The late R&B singer’s estate says it’s “working diligently to protect what is in [its] control”, and thanks fans for their “continued support”.
It seems fans of the late Aaliyah will have to wait a little while longer before they can access her full discography on streaming platforms. The singer’s estate posted a new update on 15 January, the day before what would have been Aaliyah’s 42nd birthday, addressed to “our loyal fans”.
“We hear you and we see you,” reads the statement, posted to the late singer’s Twitter account. “While we share your sentiments and desire to have Aaliyah’s music released, we must acknowledge that these matters are not within our control and, unfortunately, take time. Our inability to share Aaliyah’s music and artistry with the world has been as difficult for us as it has been for all of you. Our priority has always been and will continue to be Aaliyah’s music.”
“In the meantime, however, we are working diligently to protect what is in our control – Aaliyah’s brand, legacy, and intellectual property,” the statement continued. “In doing so, we will continue to release unique and exciting projects to keep Aaliyah’s legacy and light shining. Undoubtedly, we understand how frustration can lead to angry and disappointment. However, we ask all of you for your continued support and love as we aim to achieve these goals for all of you and our babygirl.”
— Aaliyah (@AaliyahHaughton) January 15, 2021
Aaliyah died in an airplane crash on 25 August 2001. She was 22 at the time. Her estate last shared updates on the journey to bring her music to streaming platforms on 25 August 2020, the 19th anniversary of her death.

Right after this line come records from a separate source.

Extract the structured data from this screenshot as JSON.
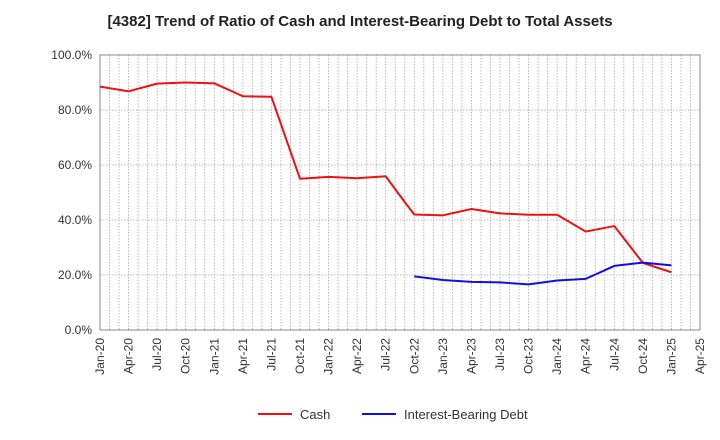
{
  "chart_data": {
    "type": "line",
    "title": "[4382]  Trend of Ratio of Cash and Interest-Bearing Debt to Total Assets",
    "xlabel": "",
    "ylabel": "",
    "x_ticks": [
      "Jan-20",
      "Apr-20",
      "Jul-20",
      "Oct-20",
      "Jan-21",
      "Apr-21",
      "Jul-21",
      "Oct-21",
      "Jan-22",
      "Apr-22",
      "Jul-22",
      "Oct-22",
      "Jan-23",
      "Apr-23",
      "Jul-23",
      "Oct-23",
      "Jan-24",
      "Apr-24",
      "Jul-24",
      "Oct-24",
      "Jan-25",
      "Apr-25"
    ],
    "y_ticks": [
      "0.0%",
      "20.0%",
      "40.0%",
      "60.0%",
      "80.0%",
      "100.0%"
    ],
    "ylim": [
      0,
      100
    ],
    "grid": true,
    "legend_position": "bottom",
    "series": [
      {
        "name": "Cash",
        "color": "#ee1111",
        "x": [
          "Jan-20",
          "Apr-20",
          "Jul-20",
          "Oct-20",
          "Jan-21",
          "Apr-21",
          "Jul-21",
          "Oct-21",
          "Jan-22",
          "Apr-22",
          "Jul-22",
          "Sep-22",
          "Oct-22",
          "Jan-23",
          "Apr-23",
          "Jul-23",
          "Oct-23",
          "Jan-24",
          "Apr-24",
          "Jul-24",
          "Oct-24",
          "Jan-25"
        ],
        "values": [
          88.5,
          86.8,
          89.6,
          90.0,
          89.7,
          85.0,
          84.8,
          55.0,
          55.7,
          55.2,
          55.9,
          46.5,
          42.0,
          41.7,
          44.0,
          42.4,
          41.9,
          41.9,
          35.8,
          37.8,
          24.4,
          21.0
        ]
      },
      {
        "name": "Interest-Bearing Debt",
        "color": "#1111dd",
        "x": [
          "Oct-22",
          "Jan-23",
          "Apr-23",
          "Jul-23",
          "Oct-23",
          "Jan-24",
          "Apr-24",
          "Jul-24",
          "Oct-24",
          "Jan-25"
        ],
        "values": [
          19.5,
          18.2,
          17.5,
          17.3,
          16.6,
          18.0,
          18.6,
          23.3,
          24.5,
          23.5
        ]
      }
    ]
  }
}
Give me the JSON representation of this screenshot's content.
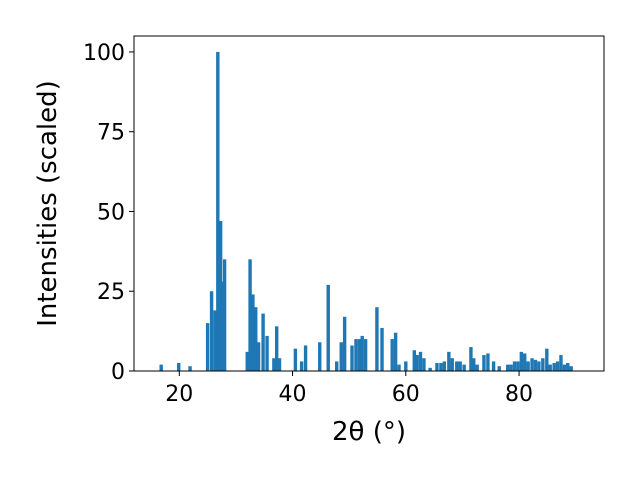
{
  "chart_data": {
    "type": "bar",
    "xlabel": "2θ (°)",
    "ylabel": "Intensities (scaled)",
    "xlim": [
      12,
      95
    ],
    "ylim": [
      0,
      105
    ],
    "xticks": [
      "20",
      "40",
      "60",
      "80"
    ],
    "yticks": [
      "0",
      "25",
      "50",
      "75",
      "100"
    ],
    "grid": false,
    "bar_color": "#1f77b4",
    "bar_width_deg": 0.6,
    "x": [
      16.8,
      19.9,
      21.9,
      25.0,
      25.7,
      26.3,
      26.8,
      27.3,
      27.6,
      28.0,
      32.0,
      32.5,
      33.0,
      33.5,
      34.0,
      34.8,
      35.5,
      36.7,
      37.2,
      37.7,
      40.5,
      41.6,
      42.3,
      44.8,
      46.3,
      47.8,
      48.6,
      49.2,
      50.5,
      51.2,
      51.8,
      52.3,
      52.9,
      54.9,
      55.8,
      57.6,
      58.2,
      58.8,
      60.0,
      61.5,
      62.0,
      62.6,
      63.2,
      64.3,
      65.5,
      66.2,
      66.8,
      67.6,
      68.2,
      69.0,
      69.6,
      70.3,
      71.5,
      72.0,
      72.6,
      73.8,
      74.5,
      75.5,
      76.5,
      78.0,
      78.6,
      79.2,
      79.8,
      80.4,
      81.0,
      81.6,
      82.3,
      82.9,
      83.5,
      84.2,
      84.9,
      85.5,
      86.2,
      86.8,
      87.4,
      88.0,
      88.6,
      89.2
    ],
    "values": [
      2,
      2.5,
      1.5,
      15,
      25,
      19,
      100,
      47,
      28,
      35,
      6,
      35,
      24,
      20,
      9,
      18,
      11,
      4,
      14,
      4,
      7,
      3,
      8,
      9,
      27,
      3,
      9,
      17,
      8,
      10,
      10,
      11,
      10,
      20,
      13.5,
      10,
      12,
      2,
      3,
      6.5,
      5,
      6,
      4,
      1,
      2.5,
      2.5,
      3,
      6,
      4,
      3,
      3,
      2,
      7.5,
      4,
      2,
      5,
      5.5,
      3,
      1.5,
      2,
      2,
      3,
      3,
      6,
      5.5,
      3,
      4,
      3.5,
      3,
      4,
      7,
      2,
      2.5,
      3,
      5,
      2,
      2.5,
      1.5
    ]
  }
}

In a statement also posted to Twitter her estate claimed that it had commenced communication with “various record labels” about the status of the singer’s catalogue as well as “its availability on streaming platforms in the near future.”
At present, some of Aaliyah’s early work, including her 1994 debut album Age Ain’t Nothing But a Number, is available to stream on major platforms such as Spotify. However, releases like 1996’s One in a Million and her 2001 self-titled album still remain absent.